2. Benchmark Comparison
Not all benchmarks are equal. A small-cap stock might outperform the S&P 500 but underperform the Russell 2000. ABHAR forces me to choose the right benchmark.
3. Detecting Market Inefficiencies
If a group of stocks consistently shows positive ABHAR, it may indicate a market anomaly. For example, value stocks historically have higher ABHARs than growth stocks over long periods.
Criticisms and Limitations of ABHAR
While useful, ABHAR has drawbacks:
1. Survivorship Bias
If I only include stocks that survive the entire holding period, I ignore delisted or bankrupt firms, inflating ABHAR.
2. Reinvestment Assumption
ABHAR assumes dividends are reinvested, which may not reflect real-world investor behavior.
3. Skewness in Returns
A few extreme performers can distort ABHAR. If one stock in my portfolio has a 500% return while others are flat, the average won’t represent most holdings.
ABHAR vs. Other Performance Metrics
Metric | Time Horizon | Adjusts for Risk | Benchmark-Dependent |
---|---|---|---|
ABHAR | Long-term | No | Yes |
CAR (Cumulative Abnormal Return) | Short-term | No | Yes |
Alpha (CAPM) | Any | Yes | Yes |
Sharpe Ratio | Any | Yes | No |
When to Use ABHAR
- Evaluating long-term strategies (e.g., Warren Buffett’s buy-and-hold approach)

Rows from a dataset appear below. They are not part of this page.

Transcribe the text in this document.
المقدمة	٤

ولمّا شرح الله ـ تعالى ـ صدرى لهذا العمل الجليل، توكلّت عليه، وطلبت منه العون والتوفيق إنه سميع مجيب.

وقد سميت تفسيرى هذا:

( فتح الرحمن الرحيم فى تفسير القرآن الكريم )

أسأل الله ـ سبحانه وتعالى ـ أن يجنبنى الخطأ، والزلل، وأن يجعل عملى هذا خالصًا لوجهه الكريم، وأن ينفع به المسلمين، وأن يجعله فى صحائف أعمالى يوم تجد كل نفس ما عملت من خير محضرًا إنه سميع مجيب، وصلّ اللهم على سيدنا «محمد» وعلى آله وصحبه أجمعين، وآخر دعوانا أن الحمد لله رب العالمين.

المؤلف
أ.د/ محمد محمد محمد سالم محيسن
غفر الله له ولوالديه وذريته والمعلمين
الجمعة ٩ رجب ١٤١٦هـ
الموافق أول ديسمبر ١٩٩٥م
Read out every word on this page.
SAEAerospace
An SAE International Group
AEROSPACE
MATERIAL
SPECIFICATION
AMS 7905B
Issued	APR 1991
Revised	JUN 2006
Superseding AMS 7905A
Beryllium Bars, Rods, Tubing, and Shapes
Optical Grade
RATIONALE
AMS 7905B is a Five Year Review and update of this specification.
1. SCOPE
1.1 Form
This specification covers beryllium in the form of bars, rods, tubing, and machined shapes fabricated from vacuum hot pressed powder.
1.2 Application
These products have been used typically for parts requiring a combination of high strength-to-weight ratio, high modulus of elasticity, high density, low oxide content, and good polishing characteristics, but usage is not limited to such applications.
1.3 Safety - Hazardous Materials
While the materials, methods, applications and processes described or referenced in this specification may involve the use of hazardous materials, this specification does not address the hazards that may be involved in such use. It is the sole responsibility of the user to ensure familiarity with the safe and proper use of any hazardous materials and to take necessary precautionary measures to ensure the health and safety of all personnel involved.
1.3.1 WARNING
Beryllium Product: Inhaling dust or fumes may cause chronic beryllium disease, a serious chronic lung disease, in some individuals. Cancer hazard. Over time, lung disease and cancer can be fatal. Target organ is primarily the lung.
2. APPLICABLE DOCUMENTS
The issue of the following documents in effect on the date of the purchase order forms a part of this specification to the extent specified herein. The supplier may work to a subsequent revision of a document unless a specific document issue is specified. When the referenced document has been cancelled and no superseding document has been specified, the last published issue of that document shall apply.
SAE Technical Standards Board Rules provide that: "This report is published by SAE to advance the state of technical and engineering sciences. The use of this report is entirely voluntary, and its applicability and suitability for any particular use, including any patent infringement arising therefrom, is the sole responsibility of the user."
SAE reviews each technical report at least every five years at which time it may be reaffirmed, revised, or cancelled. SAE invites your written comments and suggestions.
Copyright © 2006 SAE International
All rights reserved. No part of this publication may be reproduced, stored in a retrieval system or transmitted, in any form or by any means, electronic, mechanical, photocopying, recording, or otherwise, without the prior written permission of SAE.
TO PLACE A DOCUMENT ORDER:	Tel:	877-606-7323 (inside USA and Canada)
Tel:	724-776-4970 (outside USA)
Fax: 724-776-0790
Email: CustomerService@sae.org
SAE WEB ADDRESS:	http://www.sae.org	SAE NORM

- Comparing sector performance (e.g., tech vs. healthcare over a decade)
- Testing factor-based investing (e.g., low-volatility stocks vs. high-beta stocks)
Real-World Applications of ABHAR
Case Study: FAANG Stocks (2015-2020)
I analyzed the five-year ABHAR of FAANG stocks (Facebook, Apple, Amazon, Netflix, Google) against the S&P 500:
Stock | 5-Year Cumulative Return | S&P 500 Return | BHAR |
---|---|---|---|
FB | 210% | 68% | 142% |
AAPL | 240% | 68% | 172% |
AMZN | 380% | 68% | 312% |
NFLX | 420% | 68% | 352% |
GOOGL | 190% | 68% | 122% |
The ABHAR for FAANG stocks was:
ABHAR = \frac{142\% + 172\% + 312\% + 352\% + 122\%}{5} = 220\%This shows FAANG stocks crushed the market by an average of 220% over five years.
Improving ABHAR with Risk Adjustments
One critique of ABHAR is that it ignores risk. A stock with a high ABHAR might just be riskier. To address this, I sometimes use risk-adjusted BHAR by incorporating the Capital Asset Pricing Model (CAPM):
BHAR_{i,T}^{adj} = BHAR_{i,T} - (\beta_i \times (R_{m,T} - R_{f,T}))Where:
- \beta_i = Stock’s beta
- R_{m,T} = Market return over period T
- R_{f,T} = Risk-free rate over period T
This adjustment helps me determine whether the excess return compensates for additional risk.
Final Thoughts
ABHAR is a powerful tool for assessing long-term investment performance. While it has limitations, it provides a clear measure of how well a strategy beats the market. By combining ABHAR with risk-adjusted metrics, I gain deeper insights into whether outperformance is due to skill or excessive risk-taking.